The Federal Government’s failure to extend mobile access in the bush is a major weakness in the Government’s NBN strategy, according to two members of the Government Regional Telecommunications Independent Review Committee (RTIRC).

Addressing a public symposium on the NBN at the University of Canberra, telecommunications consultant Robin Eckermann said the NBN rollout was fixated on fixed-line services, which he said were “only one of the pillars of digital economy”.
An equally critical pillar was mobile phone use – especially in regional and rural areas, he said.
RTIRC's chair, Rosemary Sinclair, concurred, telling iTnews that mobile coverage was the number one issue that people in rural areas are concerned about.
Eckermann said that because mobile coverage is commercially driven, coverage "just dies away" on the fringes of populated areas, as well as on remote sections of major highways.

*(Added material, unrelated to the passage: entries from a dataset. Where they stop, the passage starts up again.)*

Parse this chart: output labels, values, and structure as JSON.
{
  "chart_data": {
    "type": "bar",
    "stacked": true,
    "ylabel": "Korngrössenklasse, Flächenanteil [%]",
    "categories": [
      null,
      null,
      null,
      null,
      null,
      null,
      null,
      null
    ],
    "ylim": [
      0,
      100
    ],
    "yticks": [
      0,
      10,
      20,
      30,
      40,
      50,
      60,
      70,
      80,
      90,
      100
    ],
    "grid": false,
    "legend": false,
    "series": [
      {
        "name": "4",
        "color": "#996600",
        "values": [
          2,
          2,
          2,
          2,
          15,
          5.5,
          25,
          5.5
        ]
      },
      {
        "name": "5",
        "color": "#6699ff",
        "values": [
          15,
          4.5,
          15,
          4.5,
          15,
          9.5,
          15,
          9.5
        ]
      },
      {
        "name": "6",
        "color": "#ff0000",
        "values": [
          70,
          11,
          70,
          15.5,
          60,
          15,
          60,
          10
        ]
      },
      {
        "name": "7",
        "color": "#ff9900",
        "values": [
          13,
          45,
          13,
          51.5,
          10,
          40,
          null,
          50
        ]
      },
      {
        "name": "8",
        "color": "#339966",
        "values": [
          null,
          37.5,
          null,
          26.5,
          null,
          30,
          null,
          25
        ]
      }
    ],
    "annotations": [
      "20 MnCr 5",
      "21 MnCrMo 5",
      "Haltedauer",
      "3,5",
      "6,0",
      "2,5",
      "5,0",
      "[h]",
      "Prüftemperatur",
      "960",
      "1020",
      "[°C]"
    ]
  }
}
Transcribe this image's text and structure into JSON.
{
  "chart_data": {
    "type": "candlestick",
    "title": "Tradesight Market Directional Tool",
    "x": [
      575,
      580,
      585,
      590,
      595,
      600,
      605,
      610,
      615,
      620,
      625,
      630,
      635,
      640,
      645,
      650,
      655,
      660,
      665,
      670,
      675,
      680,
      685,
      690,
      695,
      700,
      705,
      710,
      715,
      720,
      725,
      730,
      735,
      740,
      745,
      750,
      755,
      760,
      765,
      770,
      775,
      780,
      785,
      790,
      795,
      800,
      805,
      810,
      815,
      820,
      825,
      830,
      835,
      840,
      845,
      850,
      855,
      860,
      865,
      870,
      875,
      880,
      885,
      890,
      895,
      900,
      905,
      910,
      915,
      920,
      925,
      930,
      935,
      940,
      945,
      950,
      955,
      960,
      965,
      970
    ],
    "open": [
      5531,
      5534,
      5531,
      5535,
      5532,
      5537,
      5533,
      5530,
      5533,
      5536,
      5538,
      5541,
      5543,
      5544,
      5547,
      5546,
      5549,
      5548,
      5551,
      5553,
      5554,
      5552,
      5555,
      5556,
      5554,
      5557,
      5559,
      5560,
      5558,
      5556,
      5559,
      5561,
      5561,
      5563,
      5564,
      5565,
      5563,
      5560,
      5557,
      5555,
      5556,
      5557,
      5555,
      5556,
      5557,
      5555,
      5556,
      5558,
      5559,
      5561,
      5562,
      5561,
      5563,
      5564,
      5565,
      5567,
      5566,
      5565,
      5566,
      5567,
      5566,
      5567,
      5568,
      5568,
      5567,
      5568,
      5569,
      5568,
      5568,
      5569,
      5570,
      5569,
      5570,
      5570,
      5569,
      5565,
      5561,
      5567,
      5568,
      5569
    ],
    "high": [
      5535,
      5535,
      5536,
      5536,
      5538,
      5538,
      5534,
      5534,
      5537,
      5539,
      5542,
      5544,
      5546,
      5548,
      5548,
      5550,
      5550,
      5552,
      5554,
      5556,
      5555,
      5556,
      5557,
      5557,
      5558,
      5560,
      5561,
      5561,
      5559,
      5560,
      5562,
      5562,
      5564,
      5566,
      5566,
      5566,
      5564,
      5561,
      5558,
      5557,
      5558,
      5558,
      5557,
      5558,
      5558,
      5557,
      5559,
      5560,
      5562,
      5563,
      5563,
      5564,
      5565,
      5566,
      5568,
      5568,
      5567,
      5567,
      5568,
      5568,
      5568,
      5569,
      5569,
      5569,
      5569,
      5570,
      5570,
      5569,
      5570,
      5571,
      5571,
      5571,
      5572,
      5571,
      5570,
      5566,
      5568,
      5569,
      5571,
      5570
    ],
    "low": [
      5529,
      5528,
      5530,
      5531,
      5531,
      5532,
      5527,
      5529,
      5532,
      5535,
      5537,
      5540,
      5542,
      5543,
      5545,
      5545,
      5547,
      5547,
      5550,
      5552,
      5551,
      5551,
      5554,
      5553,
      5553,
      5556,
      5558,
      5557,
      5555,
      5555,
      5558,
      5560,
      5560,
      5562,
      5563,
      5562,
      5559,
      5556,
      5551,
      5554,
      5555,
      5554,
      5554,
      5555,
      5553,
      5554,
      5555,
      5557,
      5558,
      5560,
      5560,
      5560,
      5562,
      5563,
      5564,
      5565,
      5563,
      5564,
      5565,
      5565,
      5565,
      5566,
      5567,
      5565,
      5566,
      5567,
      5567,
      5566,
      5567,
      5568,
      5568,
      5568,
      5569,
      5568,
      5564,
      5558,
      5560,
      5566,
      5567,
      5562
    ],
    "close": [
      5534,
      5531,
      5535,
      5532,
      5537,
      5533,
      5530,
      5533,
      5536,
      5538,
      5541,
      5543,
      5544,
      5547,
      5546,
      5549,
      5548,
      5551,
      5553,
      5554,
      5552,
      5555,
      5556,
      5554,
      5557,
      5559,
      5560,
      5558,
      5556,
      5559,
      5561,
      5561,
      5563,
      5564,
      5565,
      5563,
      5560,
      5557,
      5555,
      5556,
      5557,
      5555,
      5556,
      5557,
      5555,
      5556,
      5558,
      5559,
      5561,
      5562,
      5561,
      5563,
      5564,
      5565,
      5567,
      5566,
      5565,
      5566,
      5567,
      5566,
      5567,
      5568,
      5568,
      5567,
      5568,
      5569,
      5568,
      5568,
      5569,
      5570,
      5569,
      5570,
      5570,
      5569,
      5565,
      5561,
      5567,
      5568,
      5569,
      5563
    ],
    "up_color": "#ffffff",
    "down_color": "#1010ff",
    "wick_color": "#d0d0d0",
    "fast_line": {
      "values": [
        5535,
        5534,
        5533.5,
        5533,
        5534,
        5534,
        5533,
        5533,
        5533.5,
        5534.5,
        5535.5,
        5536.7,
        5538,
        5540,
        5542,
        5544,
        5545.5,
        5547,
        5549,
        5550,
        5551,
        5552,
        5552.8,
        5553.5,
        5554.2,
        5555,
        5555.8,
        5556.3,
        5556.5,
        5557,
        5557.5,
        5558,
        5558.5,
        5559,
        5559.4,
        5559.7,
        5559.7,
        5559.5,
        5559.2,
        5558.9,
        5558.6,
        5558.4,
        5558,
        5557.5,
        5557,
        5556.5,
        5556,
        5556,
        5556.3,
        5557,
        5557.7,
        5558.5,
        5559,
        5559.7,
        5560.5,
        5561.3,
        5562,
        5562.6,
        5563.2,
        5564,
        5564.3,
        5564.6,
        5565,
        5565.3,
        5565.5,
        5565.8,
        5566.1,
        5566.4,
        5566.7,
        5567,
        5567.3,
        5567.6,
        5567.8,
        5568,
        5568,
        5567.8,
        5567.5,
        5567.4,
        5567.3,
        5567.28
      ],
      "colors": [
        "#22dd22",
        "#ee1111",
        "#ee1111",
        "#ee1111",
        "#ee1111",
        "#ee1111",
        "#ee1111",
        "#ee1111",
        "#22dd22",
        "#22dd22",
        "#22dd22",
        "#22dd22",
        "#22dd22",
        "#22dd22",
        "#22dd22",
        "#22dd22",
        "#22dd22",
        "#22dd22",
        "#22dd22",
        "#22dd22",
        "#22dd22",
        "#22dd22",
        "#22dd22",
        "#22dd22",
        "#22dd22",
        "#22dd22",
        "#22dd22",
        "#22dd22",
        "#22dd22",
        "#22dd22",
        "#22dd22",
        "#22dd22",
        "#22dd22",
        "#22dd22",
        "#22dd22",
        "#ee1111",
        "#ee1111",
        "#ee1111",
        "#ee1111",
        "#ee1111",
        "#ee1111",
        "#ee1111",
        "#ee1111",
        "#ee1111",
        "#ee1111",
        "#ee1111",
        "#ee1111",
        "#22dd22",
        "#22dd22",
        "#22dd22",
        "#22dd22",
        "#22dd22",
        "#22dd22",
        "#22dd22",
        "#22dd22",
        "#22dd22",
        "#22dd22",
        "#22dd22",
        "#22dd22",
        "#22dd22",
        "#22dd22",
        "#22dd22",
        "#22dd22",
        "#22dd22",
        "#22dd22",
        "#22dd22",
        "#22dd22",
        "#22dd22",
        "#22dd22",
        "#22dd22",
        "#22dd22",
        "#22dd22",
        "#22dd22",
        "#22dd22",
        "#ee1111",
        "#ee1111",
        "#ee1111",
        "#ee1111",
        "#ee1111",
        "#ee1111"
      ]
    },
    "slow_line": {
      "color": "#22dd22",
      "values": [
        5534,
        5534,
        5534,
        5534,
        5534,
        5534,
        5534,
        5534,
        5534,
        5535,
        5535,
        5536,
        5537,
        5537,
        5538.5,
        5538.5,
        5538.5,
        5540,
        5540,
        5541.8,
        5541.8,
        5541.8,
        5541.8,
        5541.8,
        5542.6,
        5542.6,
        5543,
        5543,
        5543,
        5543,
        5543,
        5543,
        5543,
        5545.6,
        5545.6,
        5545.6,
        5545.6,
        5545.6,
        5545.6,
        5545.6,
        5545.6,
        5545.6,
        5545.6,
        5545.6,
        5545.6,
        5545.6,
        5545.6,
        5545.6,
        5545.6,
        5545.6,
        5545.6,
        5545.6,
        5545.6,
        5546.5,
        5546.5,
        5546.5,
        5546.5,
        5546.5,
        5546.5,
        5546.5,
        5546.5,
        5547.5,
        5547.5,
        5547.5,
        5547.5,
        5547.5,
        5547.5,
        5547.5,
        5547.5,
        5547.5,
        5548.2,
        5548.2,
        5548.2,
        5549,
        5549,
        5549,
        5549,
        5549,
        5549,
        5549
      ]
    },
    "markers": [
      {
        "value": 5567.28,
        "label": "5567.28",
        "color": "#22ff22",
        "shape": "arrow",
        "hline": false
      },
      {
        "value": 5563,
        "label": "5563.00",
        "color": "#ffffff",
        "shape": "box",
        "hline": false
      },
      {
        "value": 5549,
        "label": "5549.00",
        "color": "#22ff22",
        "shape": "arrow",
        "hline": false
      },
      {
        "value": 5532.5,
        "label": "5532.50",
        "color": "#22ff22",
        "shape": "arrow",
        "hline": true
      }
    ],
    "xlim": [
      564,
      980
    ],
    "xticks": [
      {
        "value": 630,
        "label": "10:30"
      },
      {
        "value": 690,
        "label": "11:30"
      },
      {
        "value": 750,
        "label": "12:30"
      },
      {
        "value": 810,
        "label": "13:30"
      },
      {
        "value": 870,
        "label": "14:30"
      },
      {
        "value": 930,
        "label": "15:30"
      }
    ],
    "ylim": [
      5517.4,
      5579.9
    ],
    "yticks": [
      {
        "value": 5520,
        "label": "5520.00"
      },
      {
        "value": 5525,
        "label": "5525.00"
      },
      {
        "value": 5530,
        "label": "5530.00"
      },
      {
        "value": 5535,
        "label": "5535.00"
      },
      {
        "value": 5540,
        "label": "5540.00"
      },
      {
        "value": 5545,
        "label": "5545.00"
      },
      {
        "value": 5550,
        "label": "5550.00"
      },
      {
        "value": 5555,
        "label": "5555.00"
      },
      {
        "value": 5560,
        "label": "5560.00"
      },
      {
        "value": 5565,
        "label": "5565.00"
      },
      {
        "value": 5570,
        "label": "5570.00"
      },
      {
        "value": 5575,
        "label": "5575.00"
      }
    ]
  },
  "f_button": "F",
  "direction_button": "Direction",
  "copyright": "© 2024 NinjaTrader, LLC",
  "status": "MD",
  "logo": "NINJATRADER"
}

Mobile connectivity could be a matter of "life or death" for people transiting those blackspots, and that this was an even greater market failure than broadband access in Australia, he said.
“So we have market failure in an area that is pretty important to the digital economy and there’s no strategy for addressing that,” Eckermann said.
“The Government basically said it would think about it some more in the light of what the NBN does.”
In March this year the RTIRC urged the Government to give priority to expanding mobile coverage in parts of regional Australia where it is not considered commercially viable to do so. (pdf)
It recommended that NBN’s wireless towers form part of a solution co-funded by the Commonwealth and interested state or territory governments to expand the mobile coverage footprint in regional Australia, focusing on priority locations selected with community input.
The Government has indicated it is in favour of tower sharing (pdf), though Sinclair said that by itself, tower sharing is not enough to solve mobile woes in the bush.
Sinclair sought a demand-driven, region-by-region solution in a review she spearheaded for RTIRC earlier this year.
Eckermann estimated that a $1 billion investment could fund 2000 towers that would offer mobile coverage to over 200,000 kilometres of Australia’s regional roads as well as corridors of communities within 40 kilometres of those towers and byways.
He conceded that expanding the NBN strategy to encompass mobile phone coverage could take NBN Co beyond its layer 2 remit, and that it would also have an impact on Telstra.
“But the reality was that Telstra would not invest in such [regional and rural network] extensions without a subsidy," he said.
Eckermann said other models had been launched in some areas such as Western Australia, where additional mobile coverage was funded by a “mining dividend”. The program produced 113 extra towers, though they are owned and operated by Telstra.
Sinclair believed it was only a matter of time before mobile shortfalls in regional and rural areas were addressed in policy.
“It will get up eventually because it such a hot issue," she said. "It’s not going to go away".